Epidemiology and Social Impact of Enuresia in the Democratic Republic of Congo
Badiambile MPULUMBA1*, Kasongo MUSASA2, Kalonji MUKENDI1, Yacioko MATUGULU1, Mulumba MBUYI4, Bakenge MANONGO1, Ntumba BAMBI3 and Tshilunda NGANDU1
1Faculty of Medicine and Public Health, Official University of Mbuji-Mayi, Kasaï Oriental, Democratic Republic of Congo
2University of Mwene Ditu, Province of Lomami, Democratic Republic of Congo
3Higher Institute of Arts and Crafts (ISAM), Democratic Republic of the Congo
4Higher Institute of Commerce, Mbujimayi, Democratic Republic of the Congo
*Corresponding Author: Badiambile Mpulumba, Faculty of Medicine and Public Health, Official University of Mbuji-Mayi, Kasaï Oriental, Democratic Republic of Congo. E-mail: firstname.lastname@example.org,
April 26, 2021; Published: May 27, 2021
Introduction: Enuresia remains unknown in the Democratic Republic of Congo. The objective was to assess the epidemiology and social impact of bedwetting in order to promote the overall management of enuretic children in Mbujimayi.
Methods: The study was descriptive across November 20 to December 20, 2020, including 272 family leaders of enuretic children.
Results: Female sex was predominant (87.87%); the average age were 36.82 ± 8.94 years; 79.41% were biological mothers and housewives (52.21%); 61.03% of fathers had the level of secondary and primary education for mothers (70.22%). The history of enuresis in both mother and father was (44.85% versus 18.75%). The case of bedwetting was 2 infants per household (34.56%).
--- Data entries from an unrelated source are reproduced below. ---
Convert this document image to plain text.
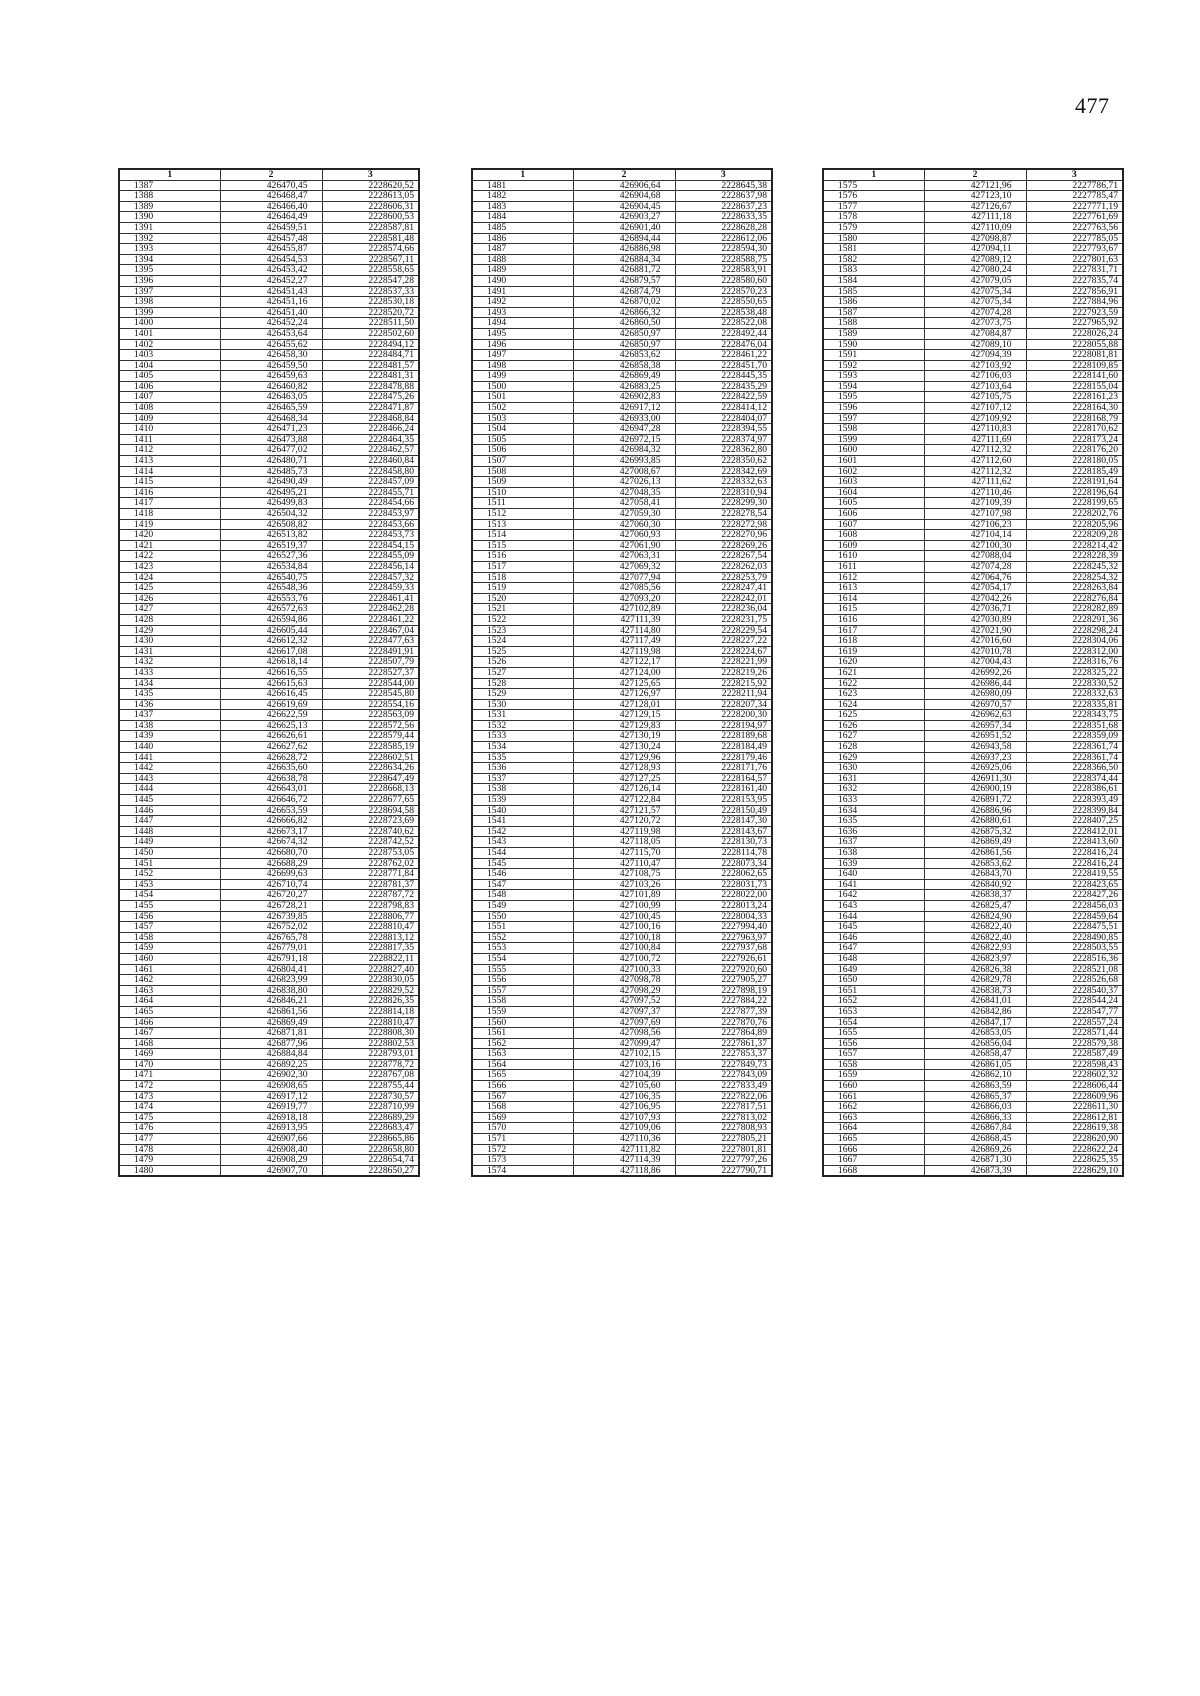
477
1	2	3
1387	426470,45	2228620,52
1388	426468,47	2228613,05
1389	426466,40	2228606,31
1390	426464,49	2228600,53
1391	426459,51	2228587,81
1392	426457,48	2228581,48
1393	426455,87	2228574,66
1394	426454,53	2228567,11
1395	426453,42	2228558,65
1396	426452,27	2228547,28
1397	426451,43	2228537,33
1398	426451,16	2228530,18
1399	426451,40	2228520,72
1400	426452,24	2228511,50
1401	426453,64	2228502,60
1402	426455,62	2228494,12
1403	426458,30	2228484,71
1404	426459,50	2228481,57
1405	426459,63	2228481,31
1406	426460,82	2228478,88
1407	426463,05	2228475,26
1408	426465,59	2228471,87
1409	426468,34	2228468,84
1410	426471,23	2228466,24
1411	426473,88	2228464,35
1412	426477,02	2228462,57
1413	426480,71	2228460,84
1414	426485,73	2228458,80
1415	426490,49	2228457,09
1416	426495,21	2228455,71
1417	426499,83	2228454,66
1418	426504,32	2228453,97
1419	426508,82	2228453,66
1420	426513,82	2228453,73
1421	426519,37	2228454,15
1422	426527,36	2228455,09
1423	426534,84	2228456,14
1424	426540,75	2228457,32
1425	426548,36	2228459,33
1426	426553,76	2228461,41
1427	426572,63	2228462,28
1428	426594,86	2228461,22
1429	426605,44	2228467,04
1430	426612,32	2228477,63
1431	426617,08	2228491,91
1432	426618,14	2228507,79
1433	426616,55	2228527,37
1434	426615,63	2228544,00
1435	426616,45	2228545,80
1436	426619,69	2228554,16
1437	426622,59	2228563,09
1438	426625,13	2228572,56
1439	426626,61	2228579,44
1440	426627,62	2228585,19
1441	426628,72	2228602,51
1442	426635,60	2228634,26
1443	426638,78	2228647,49
1444	426643,01	2228668,13
1445	426646,72	2228677,65
1446	426653,59	2228694,58
1447	426666,82	2228723,69
1448	426673,17	2228740,62
1449	426674,32	2228742,52
1450	426680,70	2228753,05
1451	426688,29	2228762,02
1452	426699,63	2228771,84
1453	426710,74	2228781,37
1454	426720,27	2228787,72
1455	426728,21	2228798,83
1456	426739,85	2228806,77
1457	426752,02	2228810,47
1458	426765,78	2228813,12
1459	426779,01	2228817,35
1460	426791,18	2228822,11
1461	426804,41	2228827,40
1462	426823,99	2228830,05
1463	426838,80	2228829,52
1464	426846,21	2228826,35
1465	426861,56	2228814,18
1466	426869,49	2228810,47
1467	426871,81	2228808,30
1468	426877,96	2228802,53
1469	426884,84	2228793,01
1470	426892,25	2228778,72
1471	426902,30	2228767,08
1472	426908,65	2228755,44
1473	426917,12	2228730,57
1474	426919,77	2228710,99
1475	426918,18	2228689,29
1476	426913,95	2228683,47
1477	426907,66	2228665,86
1478	426908,40	2228658,80
1479	426908,29	2228654,74
1480	426907,70	2228650,27
1	2	3
1481	426906,64	2228645,38
1482	426904,68	2228637,98
1483	426904,45	2228637,23
1484	426903,27	2228633,35
1485	426901,40	2228628,28
1486	426894,44	2228612,06
1487	426886,98	2228594,30
1488	426884,34	2228588,75
1489	426881,72	2228583,91
1490	426879,57	2228580,60
1491	426874,79	2228570,23
1492	426870,02	2228550,65
1493	426866,32	2228538,48
1494	426860,50	2228522,08
1495	426850,97	2228492,44
1496	426850,97	2228476,04
1497	426853,62	2228461,22
1498	426858,38	2228451,70
1499	426869,49	2228445,35
1500	426883,25	2228435,29
1501	426902,83	2228422,59
1502	426917,12	2228414,12
1503	426933,00	2228404,07
1504	426947,28	2228394,55
1505	426972,15	2228374,97
1506	426984,32	2228362,80
1507	426993,85	2228350,62
1508	427008,67	2228342,69
1509	427026,13	2228332,63
1510	427048,35	2228310,94
1511	427058,41	2228299,30
1512	427059,30	2228278,54
1513	427060,30	2228272,98
1514	427060,93	2228270,96
1515	427061,90	2228269,26
1516	427063,31	2228267,54
1517	427069,32	2228262,03
1518	427077,94	2228253,79
1519	427085,56	2228247,41
1520	427093,20	2228242,01
1521	427102,89	2228236,04
1522	427111,39	2228231,75
1523	427114,80	2228229,54
1524	427117,49	2228227,22
1525	427119,98	2228224,67
1526	427122,17	2228221,99
1527	427124,00	2228219,26
1528	427125,65	2228215,92
1529	427126,97	2228211,94
1530	427128,01	2228207,34
1531	427129,15	2228200,30
1532	427129,83	2228194,97
1533	427130,19	2228189,68
1534	427130,24	2228184,49
1535	427129,96	2228179,46
1536	427128,93	2228171,76
1537	427127,25	2228164,57
1538	427126,14	2228161,40
1539	427122,84	2228153,95
1540	427121,57	2228150,49
1541	427120,72	2228147,30
1542	427119,98	2228143,67
1543	427118,05	2228130,73
1544	427115,70	2228114,78
1545	427110,47	2228073,34
1546	427108,75	2228062,65
1547	427103,26	2228031,73
1548	427101,89	2228022,00
1549	427100,99	2228013,24
1550	427100,45	2228004,33
1551	427100,16	2227994,40
1552	427100,18	2227963,97
1553	427100,84	2227937,68
1554	427100,72	2227926,61
1555	427100,33	2227920,60
1556	427098,78	2227905,27
1557	427098,29	2227898,19
1558	427097,52	2227884,22
1559	427097,37	2227877,39
1560	427097,69	2227870,76
1561	427098,56	2227864,89
1562	427099,47	2227861,37
1563	427102,15	2227853,37
1564	427103,16	2227849,73
1565	427104,39	2227843,09
1566	427105,60	2227833,49
1567	427106,35	2227822,06
1568	427106,95	2227817,51
1569	427107,93	2227813,02
1570	427109,06	2227808,93
1571	427110,36	2227805,21
1572	427111,82	2227801,81
1573	427114,39	2227797,26
1574	427118,86	2227790,71
1	2	3
1575	427121,96	2227786,71
1576	427123,10	2227785,47
1577	427126,67	2227771,19
1578	427111,18	2227761,69
1579	427110,09	2227763,56
1580	427098,87	2227785,05
1581	427094,11	2227793,67
1582	427089,12	2227801,63
1583	427080,24	2227831,71
1584	427079,05	2227835,74
1585	427075,34	2227856,91
1586	427075,34	2227884,96
1587	427074,28	2227923,59
1588	427073,75	2227965,92
1589	427084,87	2228026,24
1590	427089,10	2228055,88
1591	427094,39	2228081,81
1592	427103,92	2228109,85
1593	427106,03	2228141,60
1594	427103,64	2228155,04
1595	427105,75	2228161,23
1596	427107,12	2228164,30
1597	427109,92	2228168,79
1598	427110,83	2228170,62
1599	427111,69	2228173,24
1600	427112,32	2228176,20
1601	427112,60	2228180,05
1602	427112,32	2228185,49
1603	427111,62	2228191,64
1604	427110,46	2228196,64
1605	427109,39	2228199,65
1606	427107,98	2228202,76
1607	427106,23	2228205,96
1608	427104,14	2228209,28
1609	427100,30	2228214,42
1610	427088,04	2228228,39
1611	427074,28	2228245,32
1612	427064,76	2228254,32
1613	427054,17	2228263,84
1614	427042,26	2228276,84
1615	427036,71	2228282,89
1616	427030,89	2228291,36
1617	427021,90	2228298,24
1618	427016,60	2228304,06
1619	427010,78	2228312,00
1620	427004,43	2228316,76
1621	426992,26	2228325,22
1622	426986,44	2228330,52
1623	426980,09	2228332,63
1624	426970,57	2228335,81
1625	426962,63	2228343,75
1626	426957,34	2228351,68
1627	426951,52	2228359,09
1628	426943,58	2228361,74
1629	426937,23	2228361,74
1630	426925,06	2228366,50
1631	426911,30	2228374,44
1632	426900,19	2228386,61
1633	426891,72	2228393,49
1634	426886,96	2228399,84
1635	426880,61	2228407,25
1636	426875,32	2228412,01
1637	426869,49	2228413,60
1638	426861,56	2228416,24
1639	426853,62	2228416,24
1640	426843,70	2228419,55
1641	426840,92	2228423,65
1642	426838,37	2228427,26
1643	426825,47	2228456,03
1644	426824,90	2228459,64
1645	426822,40	2228475,51
1646	426822,40	2228490,85
1647	426822,93	2228503,55
1648	426823,97	2228516,36
1649	426826,38	2228521,08
1650	426829,78	2228526,68
1651	426838,73	2228540,37
1652	426841,01	2228544,24
1653	426842,86	2228547,77
1654	426847,17	2228557,24
1655	426853,05	2228571,44
1656	426856,04	2228579,38
1657	426858,47	2228587,49
1658	426861,05	2228598,43
1659	426862,10	2228602,32
1660	426863,59	2228606,44
1661	426865,37	2228609,96
1662	426866,03	2228611,30
1663	426866,33	2228612,81
1664	426867,84	2228619,38
1665	426868,45	2228620,90
1666	426869,26	2228622,24
1667	426871,30	2228625,35
1668	426873,39	2228629,10
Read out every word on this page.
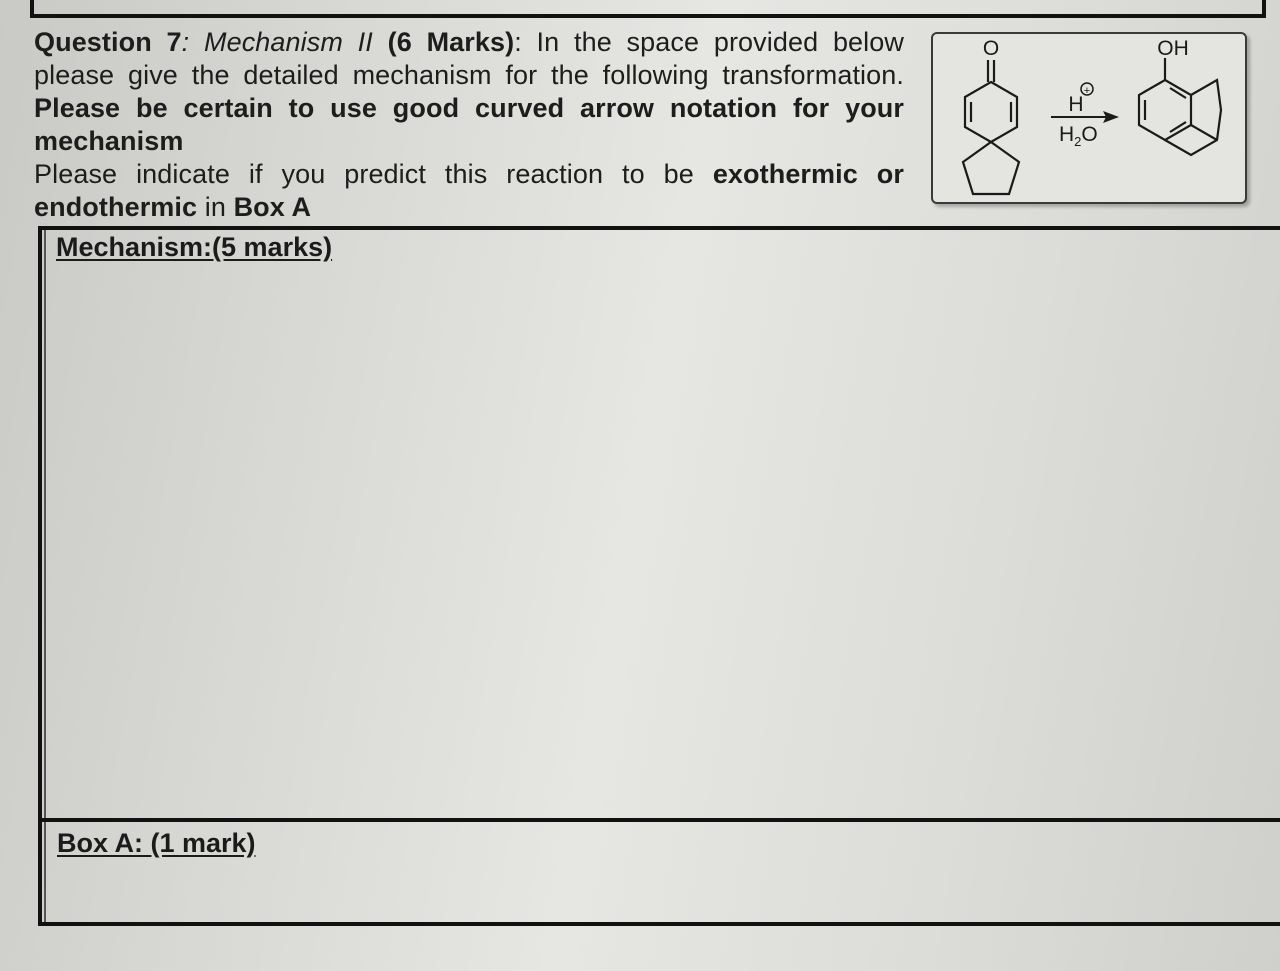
Question 7: Mechanism II (6 Marks): In the space provided below

please give the detailed mechanism for the following transformation.

Please be certain to use good curved arrow notation for your mechanism

Please indicate if you predict this reaction to be exothermic or

endothermic in Box A

O
+
H
$H_2O$
OH
Mechanism:(5 marks)
Box A: (1 mark)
The blue hole affected both sexes in a positive way (50.77% versus 49.23%) and the 5-8 age group was affected (58%, 43%); 75% of the kids used to pee in bed every night. The enuretic child's managers did not consult a Doctor for bedwetting; The reason for the lack of consultation was that it would pass alone (62.87%). As for the impact, 43.38% of the respondents complained of the annoying smell. The origin of bedwetting was ignored by 39.34% of respondents, while 35.66% attributed a natural origin.
Conclusion: Bedwetting is a common disorder in households, with a significant social impact. Raising awareness among enuretic children about the need to consult a doctor for care would be an asset in mitigating the consequences of this disorder.